15. Le Comité prend note des initiatives prises par le gouvernement pour réduire le déficit de logements en Argentine. Toutefois, rien n'indique que les mesures du gouvernement, qu'elles soient déjà appliquées ou qu'elles soient prévues pour l'avenir, soient suffisantes pour répondre à tous les besoins.
16. Le Comité note tout particulièrement avec préoccupation que la loi autorise une augmentation des loyers de 12 %, soit approximativement le double du taux d'inflation enregistré l'année précédente, alors que les salaires sont apparemment bloqués.
17. Le Comité est très préoccupé par le grand nombre d'occupations illégales d'immeubles, notamment à Buenos Aires, et par les conditions dans lesquelles il est procédé aux expulsions. Il appelle l'attention du gouvernement sur le texte de son Observation générale No 4 sur "Le droit à un logement suffisant (art. 11, par. 1 du Pacte)" et le prie instamment de veiller à ce que les politiques, la législation et la pratique tiennent dûment compte de cette Observation générale.
18. Le Comité, tout en notant que le gouvernement s'efforce de sensibiliser davantage la population aux questions de l'hygiène et de la sécurité sur les lieux de travail au moyen de campagnes nationales, relève que ces campagnes ne se sont pas révélées efficaces et que souvent, les conditions d'hygiène et de sécurité sur les lieux de travail ne correspondent pas aux normes établies.
19. Même si, comme l'a laissé entendre le représentant du gouvernement, l'Argentine compte une population autochtone peu nombreuse, le Comité s'étonne néanmoins de l'absence d'informations sur les programmes particuliers adoptés par le gouvernement pour garantir les droits économiques, sociaux et culturels des minorités ethniques.
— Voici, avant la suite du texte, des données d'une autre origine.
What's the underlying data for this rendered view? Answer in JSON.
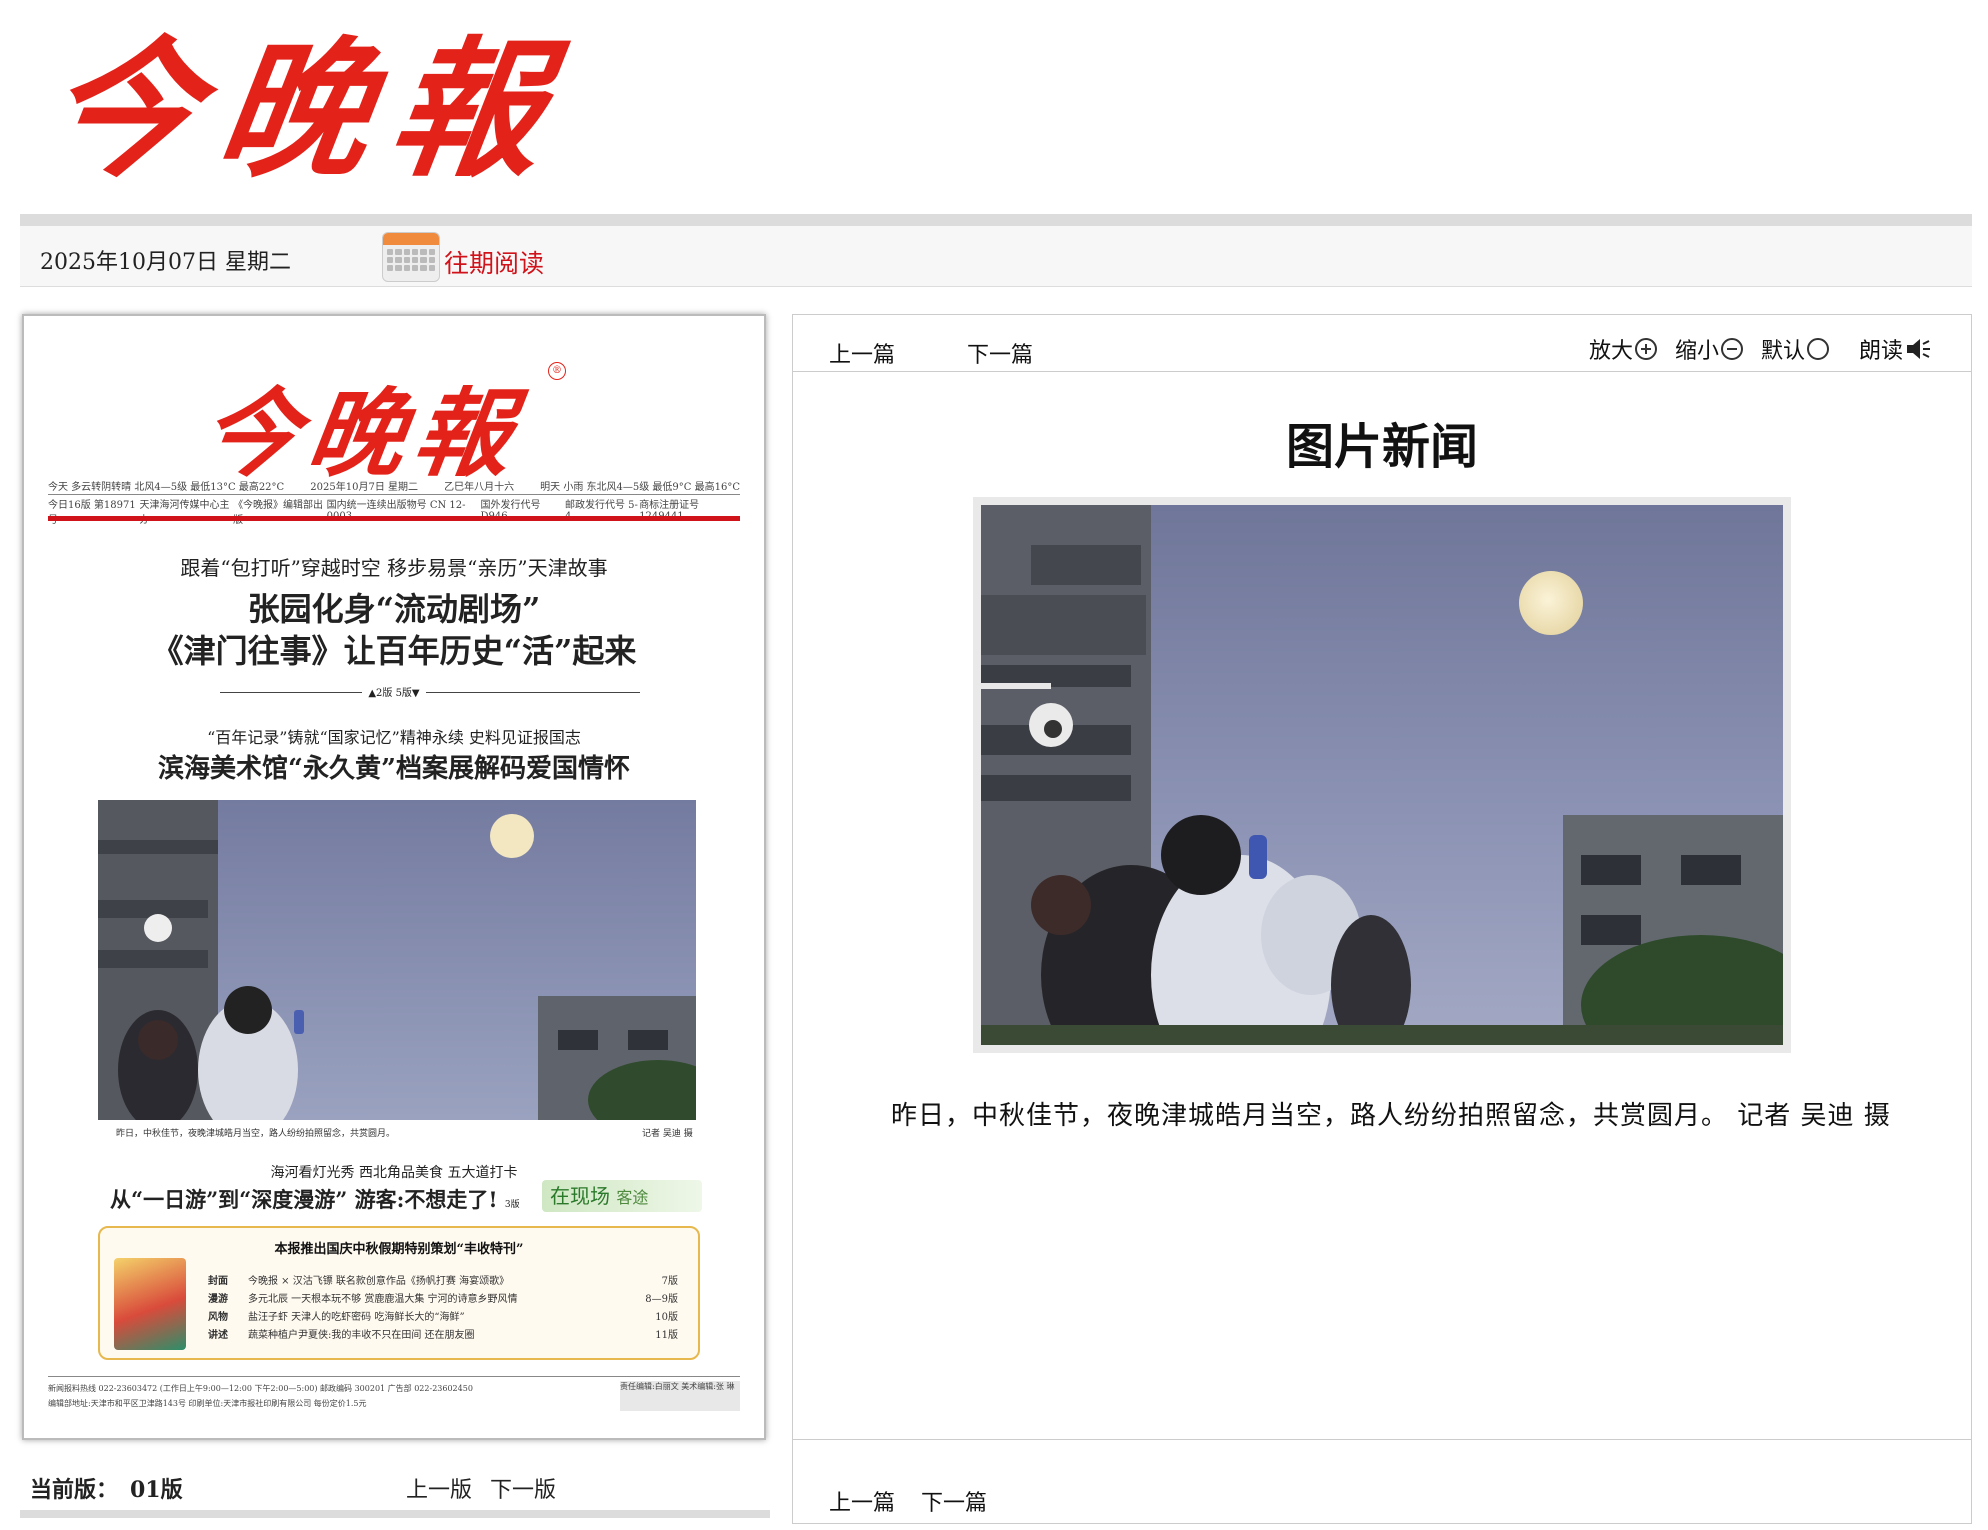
{
  "masthead": {
    "logo_text": "今晚報"
  },
  "datebar": {
    "date": "2025年10月07日 星期二",
    "past_issues_label": "往期阅读",
    "accent_color": "#d0121a"
  },
  "paper": {
    "logo_text": "今晚報",
    "registered_mark": "®",
    "strip_row1": [
      "今天 多云转阴转晴 北风4—5级 最低13°C 最高22°C",
      "2025年10月7日 星期二",
      "乙巳年八月十六",
      "明天 小雨 东北风4—5级 最低9°C 最高16°C"
    ],
    "strip_row2": [
      "今日16版 第18971号",
      "天津海河传媒中心主办",
      "《今晚报》编辑部出版",
      "国内统一连续出版物号 CN 12-0003",
      "国外发行代号 D946",
      "邮政发行代号 5-4",
      "商标注册证号 1249441"
    ],
    "headline1_kicker": "跟着“包打听”穿越时空 移步易景“亲历”天津故事",
    "headline1_line1": "张园化身“流动剧场”",
    "headline1_line2": "《津门往事》让百年历史“活”起来",
    "headline1_pageref": "▲2版 5版▼",
    "headline2_kicker": "“百年记录”铸就“国家记忆”精神永续 史料见证报国志",
    "headline2_main": "滨海美术馆“永久黄”档案展解码爱国情怀",
    "photo_caption": "昨日，中秋佳节，夜晚津城皓月当空，路人纷纷拍照留念，共赏圆月。",
    "photo_credit": "记者 吴迪 摄",
    "headline3_kicker": "海河看灯光秀 西北角品美食 五大道打卡",
    "headline3_main": "从“一日游”到“深度漫游” 游客:不想走了!",
    "headline3_pageref": "3版",
    "badge_label": "在现场",
    "badge_sub": "客途",
    "promo_title": "本报推出国庆中秋假期特别策划“丰收特刊”",
    "promo_rows": [
      {
        "tag": "封面",
        "text": "今晚报 × 汉沽飞镖 联名款创意作品《扬帆打赛 海宴颂歌》",
        "page": "7版"
      },
      {
        "tag": "漫游",
        "text": "多元北辰 一天根本玩不够 赏鹿鹿温大集 宁河的诗意乡野风情",
        "page": "8—9版"
      },
      {
        "tag": "风物",
        "text": "盐汪子虾 天津人的吃虾密码 吃海鲜长大的“海鲜”",
        "page": "10版"
      },
      {
        "tag": "讲述",
        "text": "蔬菜种植户尹夏侠:我的丰收不只在田间 还在朋友圈",
        "page": "11版"
      }
    ],
    "footer_line1": "新闻报料热线 022-23603472 (工作日上午9:00—12:00 下午2:00—5:00) 邮政编码 300201 广告部 022-23602450",
    "footer_line2": "编辑部地址:天津市和平区卫津路143号 印刷单位:天津市报社印刷有限公司 每份定价1.5元",
    "footer_box": "责任编辑:白丽文 美术编辑:张 琳"
  },
  "edition": {
    "current_label": "当前版：",
    "current_value": "01版",
    "prev_label": "上一版",
    "next_label": "下一版"
  },
  "article": {
    "prev_label": "上一篇",
    "next_label": "下一篇",
    "tools": {
      "zoom_in": "放大",
      "zoom_out": "缩小",
      "default": "默认",
      "read_aloud": "朗读"
    },
    "title": "图片新闻",
    "body": "昨日，中秋佳节，夜晚津城皓月当空，路人纷纷拍照留念，共赏圆月。        记者 吴迪 摄",
    "bottom_prev_label": "上一篇",
    "bottom_next_label": "下一篇"
  }
}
E. Suggestions et recommandations
20. Compte tenu des lacunes relevées dans le rapport et dans les renseignements complémentaires fournis par le Gouvernement argentin, le Comité invite ce dernier à présenter un rapport supplémentaire contenant des renseignements complets sur l'application des articles 9 à 11 du Pacte. Il souligne que le nouveau rapport et tous les rapports qui suivront devraient être établis conformément aux Directives générales révisées énoncées par le Comité en 1990 (E/C.12/1991/1) et que le rapport supplémentaire devra également répondre aux préoccupations formulées dans la liste de questions qui a été communiquée au gouvernement avant l'ouverture du dialogue.
21. Enfin, le Comité demande au gouvernement d'analyser les raisons du manque d'efficacité de ses initiatives en matière d'hygiène et de sécurité sur les lieux de travail et de faire davantage d'efforts pour améliorer tout ce qui touche à l'hygiène et à la sécurité en milieu naturel comme sur les lieux de travail.
22. A propos des programmes de stabilisation, le Comité, tout en reconnaissant les grands succès remportés dans le cadre de la privatisation et de la décentralisation au niveau macro-économique, fait observer que l'application de ces mesures n'est pas suivie d'assez près, d'où la violation des droits économiques, sociaux et culturels.